We implement \(\text{KL}(q\|p)\) minimization with the reparameterization gradient in the class KLqp. It inherits from VariationalInference, which provides a collection of default methods such as an optimizer.

class KLqp(VariationalInference):
  def __init__(self, *args, **kwargs):
    super(KLqp, self).__init__(*args, **kwargs)

  def initialize(self, n_samples=1, ...):
    ...
    self.n_samples = n_samples
    return super(KLqp, self).initialize(*args, **kwargs)

  def build_reparam_loss(self):
    x = self.data
    z = {key: rv.sample([self.n_samples])
         for key, rv in six.iteritems(self.latent_vars)}

    p_log_prob = self.model_wrapper.log_prob(x, z)
    q_log_prob = 0.0
    for key, rv in six.iteritems(self.latent_vars):
      q_log_prob += tf.reduce_sum(rv.log_prob(z[key]),
                                  list(range(1, len(rv.get_batch_shape()) + 1)))
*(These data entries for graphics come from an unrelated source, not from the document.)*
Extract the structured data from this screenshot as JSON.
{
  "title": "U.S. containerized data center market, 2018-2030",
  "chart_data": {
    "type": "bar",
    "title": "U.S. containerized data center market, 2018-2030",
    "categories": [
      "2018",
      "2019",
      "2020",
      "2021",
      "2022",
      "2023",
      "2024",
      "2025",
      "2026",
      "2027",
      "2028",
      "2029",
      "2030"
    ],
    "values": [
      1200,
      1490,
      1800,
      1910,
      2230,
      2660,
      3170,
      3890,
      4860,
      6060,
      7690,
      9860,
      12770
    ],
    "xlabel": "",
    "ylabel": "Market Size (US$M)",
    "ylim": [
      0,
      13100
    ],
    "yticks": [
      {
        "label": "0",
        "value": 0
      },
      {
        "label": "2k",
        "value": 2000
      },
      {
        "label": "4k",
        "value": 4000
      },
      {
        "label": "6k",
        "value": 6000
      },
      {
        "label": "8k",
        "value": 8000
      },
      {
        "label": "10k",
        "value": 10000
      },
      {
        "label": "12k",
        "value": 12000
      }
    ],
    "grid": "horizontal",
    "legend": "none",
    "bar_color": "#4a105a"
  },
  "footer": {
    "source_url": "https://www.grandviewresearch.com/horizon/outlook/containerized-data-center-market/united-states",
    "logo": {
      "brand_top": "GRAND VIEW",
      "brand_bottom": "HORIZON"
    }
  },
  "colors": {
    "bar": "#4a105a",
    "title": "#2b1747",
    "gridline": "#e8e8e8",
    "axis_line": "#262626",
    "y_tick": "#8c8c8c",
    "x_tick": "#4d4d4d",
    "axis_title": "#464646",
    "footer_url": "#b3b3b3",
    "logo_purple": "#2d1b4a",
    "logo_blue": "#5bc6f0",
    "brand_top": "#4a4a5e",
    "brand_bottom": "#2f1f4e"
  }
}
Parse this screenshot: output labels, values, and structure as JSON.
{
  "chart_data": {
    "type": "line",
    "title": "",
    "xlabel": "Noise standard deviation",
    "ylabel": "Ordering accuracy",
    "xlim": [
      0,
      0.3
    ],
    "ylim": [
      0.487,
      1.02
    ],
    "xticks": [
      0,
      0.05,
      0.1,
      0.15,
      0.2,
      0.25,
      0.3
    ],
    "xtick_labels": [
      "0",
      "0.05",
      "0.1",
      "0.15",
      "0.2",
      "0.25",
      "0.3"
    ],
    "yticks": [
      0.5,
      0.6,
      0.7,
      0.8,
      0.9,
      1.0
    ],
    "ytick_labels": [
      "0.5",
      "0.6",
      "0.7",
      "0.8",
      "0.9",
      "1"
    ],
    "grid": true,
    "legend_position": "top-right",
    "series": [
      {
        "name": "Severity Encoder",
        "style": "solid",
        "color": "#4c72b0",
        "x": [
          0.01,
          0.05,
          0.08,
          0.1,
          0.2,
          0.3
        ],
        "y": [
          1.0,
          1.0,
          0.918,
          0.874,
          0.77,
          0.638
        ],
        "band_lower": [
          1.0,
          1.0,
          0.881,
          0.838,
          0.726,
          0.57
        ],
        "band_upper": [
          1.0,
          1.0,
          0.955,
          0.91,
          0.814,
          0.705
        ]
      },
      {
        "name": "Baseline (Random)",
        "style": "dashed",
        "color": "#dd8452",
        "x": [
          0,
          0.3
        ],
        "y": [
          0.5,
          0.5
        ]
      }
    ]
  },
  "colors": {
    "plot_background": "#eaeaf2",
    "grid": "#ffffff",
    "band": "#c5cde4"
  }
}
    self.loss = -tf.reduce_mean(p_log_prob - q_log_prob)
    return self.loss

Two methods are added: initialize() and build_reparam_loss(). The method initialize() follows the same initialization as VariationalInference, and adds an argument: n_samples for the number of samples from the variational model.

The method build_reparam_loss() implements the ELBO and its gradient. It draws self.n_samples samples from the variational model. It registers the Monte Carlo estimate of the ELBO in TensorFlow’s computational graph, and stores its negative in self.loss, to track progress of the inference for diagnostics.

The method returns an object whose automatic differentiation is the reparameterization gradient of the ELBO. The computational graph will simply traverse the nodes during backpropagation; unlike the score function gradient, the reparameterization gradient does not need TensorFlow’s tf.stop_gradient() function.

There is a nuance here. TensorFlow’s optimizers are configured to minimize an objective function. So the gradient is set to be the negative of the ELBO’s gradient.

See the API for more details.

References

Kingma, D., & Welling, M. (2014). Auto-encoding variational Bayes. In International conference on learning representations.

Rezende, D. J., Mohamed, S., & Wierstra, D. (2014). Stochastic backpropagation and approximate inference in deep generative models. In ICML (pp. 1278–1286).